Hem Ölüm hem de Antonius Block, sinemacının, dogmatik çağın göbeğine atarak mücadelelerini ele aldığı, dini dogmalardan bağımsız bir düşünce ve karakter yapısına sahip iki modern karakterdir, dolayısıyla şövalye o dönemde bir hayalet gibi sırıtmaktadır. Kendi inancını sorgulayan yönetmen, kendi kişiliğinden pek çok parça taşıyan karakterini, din merkezli yaşamın en hissedilebilir olduğu çağda imtihan ederek kendi payına düşen sorularla olabilecek en sert şekilde yüzleşiyor. Film ölüm konusuna öylesine ciddiyetle eğilmiştir ki, bu film ile Bergman artık ölüm korkusunu yendiğini ifade eder. Ancak şahsen ölüm korkusunu yenmekten iyi bir anlam çıkartmakta zorlanıyorum ben. Ölmekten, ölümle yüz yüze gelmekten, ölmeden önce yaşamanın anlamını bulamamış olmaktan duyulan korkular bir çeşit “bilinmezlik cazibesini” tetikler insanda. Yaşamı çekilebilir kılan budur. Achilles’in dediği gibi, ne zaman ve nasıl ölüneceğini, ölümün neye benzeyeceğini bilmeden yaşamak ölümsüz tanrıları bile kıskandıracak kadar büyük bir nimettir. Ancak Bergman’ın kendinden eminliği, ölüm korkusunu yendim demesi, bilinmezliğin cazibesinden yoksun bırakmış sanki onu.

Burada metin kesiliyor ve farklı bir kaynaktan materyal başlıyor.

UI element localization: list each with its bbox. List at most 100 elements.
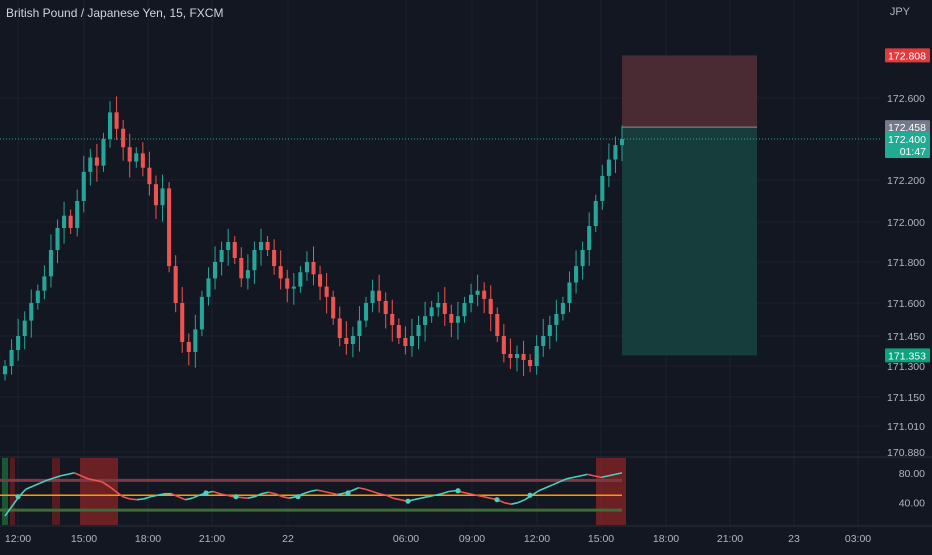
price-tick-label: 171.450 (887, 331, 925, 343)
oscillator-segment (351, 487, 359, 492)
candle-body (318, 274, 323, 287)
oscillator-segment (601, 475, 609, 479)
oscillator-signal-dot (494, 497, 500, 503)
oscillator-segment (469, 492, 477, 497)
candle-body (226, 242, 231, 250)
candle-body (619, 139, 625, 146)
oscillator-segment (101, 481, 110, 487)
grid (0, 0, 932, 527)
candle-body (213, 262, 218, 279)
candle-body (206, 278, 211, 297)
oscillator-segment (385, 494, 394, 499)
oscillator-segment (39, 479, 47, 485)
candle-body (528, 360, 533, 366)
oscillator-segment (420, 495, 429, 499)
oscillator-segment (177, 495, 186, 501)
candle-body (383, 300, 388, 314)
candle-body (9, 350, 14, 366)
oscillator-segment (413, 497, 422, 501)
time-tick-label: 15:00 (588, 533, 614, 545)
entry-tag (885, 120, 930, 135)
time-tick-label: 15:00 (71, 533, 97, 545)
take-profit-zone (622, 127, 757, 356)
candle-body (88, 157, 93, 172)
oscillator-segment (330, 492, 338, 496)
candles (2, 96, 625, 381)
oscillator-segment (32, 482, 40, 488)
oscillator-highlight (10, 458, 15, 525)
candle-body (449, 314, 454, 323)
candle-body (462, 303, 467, 317)
oscillator-signal-dot (527, 492, 533, 498)
candle-body (68, 215, 73, 228)
candle-body (94, 157, 99, 166)
oscillator-segment (143, 495, 151, 500)
candle-body (574, 266, 579, 283)
position-zones[interactable] (622, 55, 757, 356)
oscillator-highlight (2, 458, 8, 525)
oscillator-segment (150, 494, 158, 498)
candle-body (265, 242, 270, 250)
candle-body (514, 354, 520, 358)
oscillator-segment (67, 472, 75, 476)
oscillator-segment (476, 494, 484, 498)
current-price-countdown: 01:47 (900, 146, 926, 158)
time-tick-label: 21:00 (199, 533, 225, 545)
oscillator-segment (136, 498, 144, 501)
oscillator-segment (531, 490, 540, 496)
candle-body (423, 316, 428, 325)
oscillator-segment (372, 490, 380, 495)
candle-body (180, 303, 185, 342)
oscillator-segment (379, 492, 387, 497)
candle-body (160, 188, 165, 206)
oscillator-segment (358, 486, 366, 491)
oscillator-pane: 80.00 40.00 (0, 458, 925, 525)
candle-body (2, 366, 8, 375)
currency-label: JPY (889, 6, 910, 18)
candle-body (29, 303, 34, 321)
candle-body (55, 228, 60, 250)
oscillator-segment (323, 490, 331, 494)
candle-body (285, 278, 290, 289)
price-axis[interactable]: 172.600 172.200 172.000 171.800 171.600 171.4… (885, 48, 930, 459)
oscillator-segment (157, 492, 165, 497)
candle-body (495, 314, 500, 336)
price-tick-label: 172.200 (887, 175, 925, 187)
oscillator-segment (538, 487, 547, 492)
oscillator-segment (282, 495, 290, 499)
time-tick-label: 09:00 (459, 533, 485, 545)
oscillator-segment (302, 490, 311, 495)
oscillator-segment (261, 491, 269, 495)
candle-body (147, 167, 152, 185)
candle-body (239, 258, 244, 279)
candle-body (567, 282, 572, 303)
oscillator-segment (247, 495, 255, 499)
oscillator-segment (365, 488, 373, 493)
candle-body (455, 316, 460, 323)
candle-body (508, 354, 513, 358)
candle-body (186, 342, 191, 352)
time-axis[interactable]: 12:00 15:00 18:00 21:00 22 06:00 09:00 12:00 15:… (5, 533, 871, 545)
candle-body (153, 184, 159, 206)
oscillator-segment (503, 501, 512, 505)
time-tick-label: 18:00 (135, 533, 161, 545)
time-tick-label: 03:00 (845, 533, 871, 545)
price-tick-label: 171.010 (887, 421, 925, 433)
candle-body (429, 307, 434, 317)
oscillator-segment (268, 491, 276, 495)
candle-body (468, 294, 474, 303)
oscillator-segment (171, 492, 179, 498)
candle-body (298, 272, 303, 287)
price-tick-label: 172.600 (887, 93, 925, 105)
oscillator-signal-dot (233, 494, 239, 500)
oscillator-segment (289, 495, 297, 499)
symbol-title[interactable]: British Pound / Japanese Yen, 15, FXCM (6, 6, 224, 20)
price-tick-label: 171.600 (887, 298, 925, 310)
time-tick-label: 12:00 (5, 533, 31, 545)
time-tick-label: 22 (282, 533, 294, 545)
candle-body (193, 329, 198, 352)
candle-body (488, 298, 493, 314)
candle-body (140, 153, 145, 168)
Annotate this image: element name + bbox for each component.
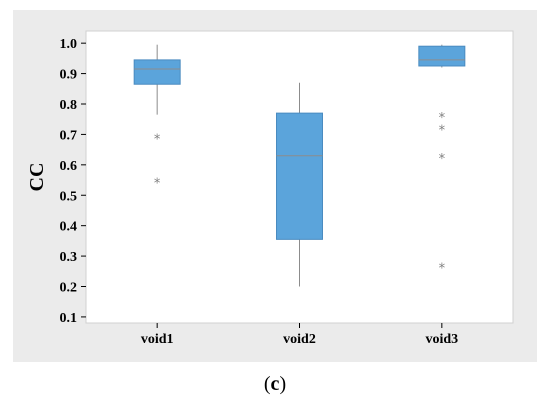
figure-caption: (c) bbox=[264, 373, 286, 395]
iqr-box bbox=[276, 112, 323, 240]
caption-letter: c bbox=[271, 373, 280, 395]
outlier-marker: * bbox=[439, 111, 446, 126]
iqr-box bbox=[418, 45, 466, 67]
y-tick-label: 0.4 bbox=[60, 220, 78, 235]
y-tick-label: 0.6 bbox=[60, 159, 78, 174]
y-tick-label: 0.3 bbox=[60, 250, 78, 265]
y-tick-label: 0.5 bbox=[60, 189, 78, 204]
caption-open-paren: ( bbox=[264, 373, 271, 395]
x-tick-label: void1 bbox=[141, 332, 174, 347]
outlier-marker: * bbox=[154, 132, 161, 147]
y-tick-label: 1.0 bbox=[60, 37, 78, 52]
y-tick-label: 0.1 bbox=[60, 311, 78, 326]
x-axis: void1 void2 void3 bbox=[141, 323, 458, 347]
box-series: ****** bbox=[133, 44, 466, 287]
outlier-marker: * bbox=[154, 177, 161, 192]
outlier-marker: * bbox=[439, 152, 446, 167]
y-tick-label: 0.2 bbox=[60, 281, 78, 296]
caption-close-paren: ) bbox=[279, 373, 286, 395]
x-tick-label: void2 bbox=[283, 332, 316, 347]
iqr-box bbox=[133, 59, 181, 85]
x-tick-label: void3 bbox=[425, 332, 458, 347]
y-axis: 0.1 0.2 0.3 0.4 0.5 0.6 0.7 0.8 0.9 1.0 bbox=[60, 37, 86, 326]
outlier-marker: * bbox=[439, 262, 446, 277]
y-tick-label: 0.7 bbox=[60, 128, 78, 143]
y-tick-label: 0.9 bbox=[60, 68, 78, 83]
y-axis-title: CC bbox=[26, 163, 48, 192]
outlier-marker: * bbox=[439, 123, 446, 138]
y-tick-label: 0.8 bbox=[60, 98, 78, 113]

Ölüm’ün Tanrı’yı içerdiğini düşünen, Ölüm’ü diğer üst boyut varlıklar gibi anlaşılamaz değil de kanlı canlı her an yanımızda portre eden ve artık Ölüm’den korkmayan bir kimse, neden kendi ölümünü 50 sene önceden yazamasın? Yazar kendi yaşamının nihayetini, 50 sene öncesinde bir karakter arkında mı öngördü? Bergman, ömrünün son demlerinde kendi ölümüyle hiç satranç oynadı mı, şövalyenin bulamadığı şeyi hiç aradı mı, aradıysa bulabildi mi?